W jego przemowie nie zabrakło także tematu migracji. „W tej chwili w naszym kraju ma miejsce największa inwazja w historii. Przybywają z każdego zakątka ziemi, nie tylko z Ameryki Południowej, ale z Afryki, Azji i Bliskiego Wschodu” – mówił. „Nadciągają z intensywnością, jakiej nigdy wcześniej nie widzieliśmy. To rzeczywiście jest inwazja, a ta administracja nie robi nic, aby ich powstrzymać”.
Kandydat Republikanów stwierdził, że zamknie granicę pierwszego dnia swojej kadencji, skończy budowę muru na południowej granicy oraz rozpocznie „największy program deportacyjny w historii kraju”.

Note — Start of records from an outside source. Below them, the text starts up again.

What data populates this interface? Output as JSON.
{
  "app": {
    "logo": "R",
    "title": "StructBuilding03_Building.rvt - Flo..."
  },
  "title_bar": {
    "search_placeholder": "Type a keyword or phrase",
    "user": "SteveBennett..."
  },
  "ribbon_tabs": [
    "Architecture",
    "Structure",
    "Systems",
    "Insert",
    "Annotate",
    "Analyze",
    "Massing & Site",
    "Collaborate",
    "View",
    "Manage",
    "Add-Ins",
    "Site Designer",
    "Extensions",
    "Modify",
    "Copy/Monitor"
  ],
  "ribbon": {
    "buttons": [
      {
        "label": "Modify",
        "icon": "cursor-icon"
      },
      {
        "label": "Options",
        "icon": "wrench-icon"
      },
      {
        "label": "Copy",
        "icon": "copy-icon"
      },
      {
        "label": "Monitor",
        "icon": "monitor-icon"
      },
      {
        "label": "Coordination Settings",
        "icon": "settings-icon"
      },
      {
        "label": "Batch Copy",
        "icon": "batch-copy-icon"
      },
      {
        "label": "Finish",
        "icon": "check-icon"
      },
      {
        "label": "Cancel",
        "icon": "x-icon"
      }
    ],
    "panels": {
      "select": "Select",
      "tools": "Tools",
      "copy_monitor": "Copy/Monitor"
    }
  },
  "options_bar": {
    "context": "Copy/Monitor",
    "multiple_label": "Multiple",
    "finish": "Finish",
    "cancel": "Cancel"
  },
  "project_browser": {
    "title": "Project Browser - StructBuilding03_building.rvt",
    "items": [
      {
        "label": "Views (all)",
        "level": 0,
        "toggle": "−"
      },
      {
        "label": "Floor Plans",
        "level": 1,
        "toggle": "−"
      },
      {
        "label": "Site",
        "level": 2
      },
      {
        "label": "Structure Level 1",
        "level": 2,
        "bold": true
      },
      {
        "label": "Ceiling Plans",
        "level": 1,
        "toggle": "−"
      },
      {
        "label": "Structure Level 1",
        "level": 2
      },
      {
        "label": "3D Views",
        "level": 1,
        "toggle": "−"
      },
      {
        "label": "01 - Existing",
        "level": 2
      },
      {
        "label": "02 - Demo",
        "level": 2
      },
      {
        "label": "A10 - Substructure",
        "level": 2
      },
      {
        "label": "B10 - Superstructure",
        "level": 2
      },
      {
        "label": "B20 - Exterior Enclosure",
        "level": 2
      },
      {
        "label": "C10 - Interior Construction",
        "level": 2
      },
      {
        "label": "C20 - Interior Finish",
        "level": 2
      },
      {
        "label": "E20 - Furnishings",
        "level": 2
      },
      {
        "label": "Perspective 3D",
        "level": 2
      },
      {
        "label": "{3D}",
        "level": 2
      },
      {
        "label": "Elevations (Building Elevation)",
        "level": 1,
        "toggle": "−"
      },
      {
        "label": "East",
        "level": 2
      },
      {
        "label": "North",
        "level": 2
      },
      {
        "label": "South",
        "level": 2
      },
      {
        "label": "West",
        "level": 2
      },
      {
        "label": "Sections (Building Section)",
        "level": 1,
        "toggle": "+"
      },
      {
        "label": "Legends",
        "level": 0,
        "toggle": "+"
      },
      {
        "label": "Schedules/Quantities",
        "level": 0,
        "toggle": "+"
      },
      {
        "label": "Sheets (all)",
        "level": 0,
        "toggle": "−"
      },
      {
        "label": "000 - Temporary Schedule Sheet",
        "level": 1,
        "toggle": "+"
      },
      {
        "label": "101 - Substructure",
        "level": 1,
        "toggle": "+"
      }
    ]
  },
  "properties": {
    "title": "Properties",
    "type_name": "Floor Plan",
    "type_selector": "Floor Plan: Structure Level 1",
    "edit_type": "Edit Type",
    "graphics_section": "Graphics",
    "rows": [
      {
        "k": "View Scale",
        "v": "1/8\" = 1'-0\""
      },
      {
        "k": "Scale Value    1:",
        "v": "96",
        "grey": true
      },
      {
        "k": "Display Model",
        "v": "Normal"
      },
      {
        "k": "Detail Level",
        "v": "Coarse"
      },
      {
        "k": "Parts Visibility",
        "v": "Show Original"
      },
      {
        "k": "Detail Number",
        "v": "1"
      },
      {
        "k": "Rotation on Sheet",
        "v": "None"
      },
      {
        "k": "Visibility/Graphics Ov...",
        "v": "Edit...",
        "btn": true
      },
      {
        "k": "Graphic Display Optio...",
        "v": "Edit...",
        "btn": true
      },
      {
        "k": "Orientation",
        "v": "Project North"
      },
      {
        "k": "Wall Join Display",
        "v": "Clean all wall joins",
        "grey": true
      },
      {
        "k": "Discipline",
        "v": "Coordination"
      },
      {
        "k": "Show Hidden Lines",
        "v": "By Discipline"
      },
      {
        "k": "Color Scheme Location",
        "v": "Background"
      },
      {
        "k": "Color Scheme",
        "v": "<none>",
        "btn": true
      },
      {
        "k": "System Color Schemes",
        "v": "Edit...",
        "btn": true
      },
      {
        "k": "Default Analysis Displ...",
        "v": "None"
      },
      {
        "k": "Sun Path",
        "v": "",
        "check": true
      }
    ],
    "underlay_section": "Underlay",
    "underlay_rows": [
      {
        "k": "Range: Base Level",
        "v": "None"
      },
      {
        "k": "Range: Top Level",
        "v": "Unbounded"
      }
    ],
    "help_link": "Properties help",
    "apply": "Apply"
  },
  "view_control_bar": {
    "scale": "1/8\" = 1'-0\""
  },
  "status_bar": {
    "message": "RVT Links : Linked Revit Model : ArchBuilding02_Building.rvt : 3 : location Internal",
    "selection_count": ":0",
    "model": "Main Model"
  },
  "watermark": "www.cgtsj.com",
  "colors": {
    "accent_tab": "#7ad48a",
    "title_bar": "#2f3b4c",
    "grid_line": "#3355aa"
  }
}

W sprawach gospodarczych Trump obiecał zakończenie inflacji, obniżenie kosztów energii, przywrócenie opłacalności produkcji w USA m.in. poprzez ulgi dla przedsiębiorców, a także ogólne obniżenie podatków.
Barack Obama jest coraz bardziej zaniepokojony kandydaturą Joe Bidena – donosi „Washington Post”
W amerykańskich mediach coraz więcej jest doniesień o możliwej rychłej rezygnacji Joe Bidena z kandydowania w wyborach prezydenckich. Wśród osób, które są przekonane, że Biden powinien zrezygnować, ma być Barack Obama. Były prezydent jest bodaj najbardziej wpływową osobą w Partii Demokratycznej, a prywatnie przyjacielem Bidena.
W środę 17 lipca Joe Biden poinformował, że choruje na covid.
„Czołowi liderzy partii [demokratycznej], przyjaciele oraz kluczowi darczyńcy uważają, że [Biden] nie może wygrać, nie jest w stanie zmienić publicznego postrzegania jego wieku i sprawności, oraz nie jest w stanie zapewnić [demokratom] większości w Kongresie” – pisze portal Axios na podstawie rozmów z politykami z najwyższych kręgów w Partii Demokratycznej.
Według informatorów portalu presja na Bidena jest tak wielka, że możliwa jest jego rezygnacja już w najbliższy weekend.
Przywódcy Partii Demokratycznej obawiają się nie tylko porażki w wyborach prezydenckich. Uważają, że dalsza kampania 81-letniego Bidena ściągnie w dół demokratycznych kandydatów w wyborach do Kongresu, które odbywają się równolegle z wyborami prezydenckimi.
„Były prezydent Barack Obama wypowiedział się głośno poprzez swoje milczenie” – napisał w czwartek 18 lipca 2024 portal Axios.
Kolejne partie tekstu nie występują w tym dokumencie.